AI monetization, valuation doubt and the power of storytelling
Miguel McKelvey, co-founder of WeWork and founder of Unbound, says WeWork’s valuation made sense because it solved tangible, real-world problems. He argues today’s AI monetization is still unclear, making AI company valuations confusing.
McKelvey draws a parallel to Uber/Lyft-style businesses: physical, measurable outcomes supported WeWork’s valuation. By contrast, many AI applications are powerful but lack clear revenue models, so it is hard to judge “how they will be evaluated.”
He also highlights marketing mechanics for premium products: brands must communicate value clearly, repeat their “why,” and use storytelling to drive consumer engagement. Public visibility can boost recognition (he cites a local-restaurant example of giving products to servers so people ask where they’re from).
For small businesses, he notes a growth ceiling—Unbound reported staying around $200,000 in revenue for three years and falling about 7% year-over-year in a tougher recent year.
On digital strategy, McKelvey recommends optimizing content for both SEO and AI-driven discovery, including creating web pages for many search scenarios and distributing answers across formats like TikTok and YouTube. He suggests “AI scrapers” are emerging as the new SEO.
Separately, he claims unmanaged workplace grief has a major fiscal impact on employers (citing ~$75B+ per year), implying an opportunity for grief-related services.
Overall, the interview frames AI monetization and valuation uncertainty like prior tech booms—where clear business models and branding execution ultimately matter.
Neutral
This story is about tech business models and marketing/SEO strategy, not about crypto networks, tokens, regulation, or a protocol-level catalyst. The only potentially relevant angle is that “AI monetization uncertainty” can feed broader risk appetite around AI-linked equity/tech narratives; however, the article provides no direct cryptocurrency, token economics, or market mechanism tied to trading.
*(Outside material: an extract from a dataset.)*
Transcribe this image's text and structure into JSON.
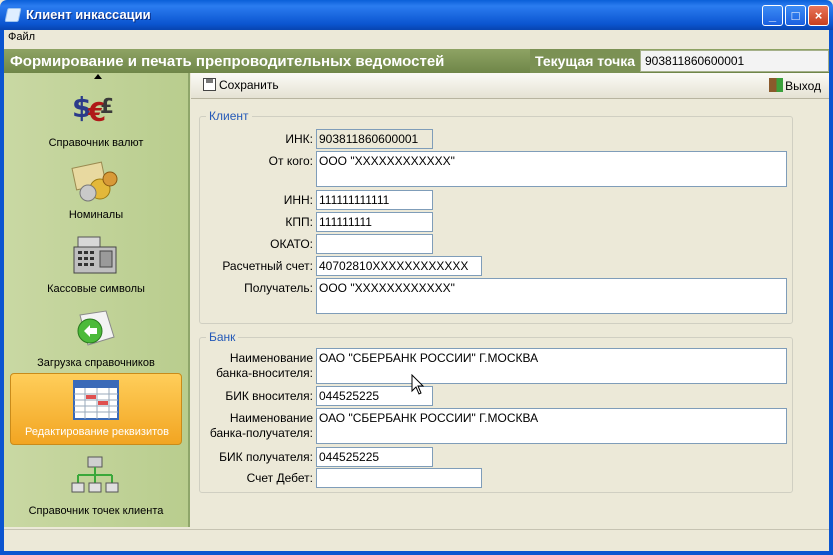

In crypto history, macro or tech-sector sentiment often moves markets indirectly (e.g., during past AI hype cycles), but those effects typically depend on concrete outcomes—earnings, funding rounds, regulatory changes, or on-chain adoption. Here, the signals are qualitative: valuations are confusing when revenue models are unclear, and distribution (SEO/AI discovery) plus clear branding can matter.
Short-term, traders are unlikely to reprice crypto based solely on an interview. Long-term, if the market collectively believes AI products will not monetize cleanly, sentiment toward high-beta tech narratives could soften, but that’s still an indirect and diffuse influence. Therefore, the expected impact on crypto stability is neutral.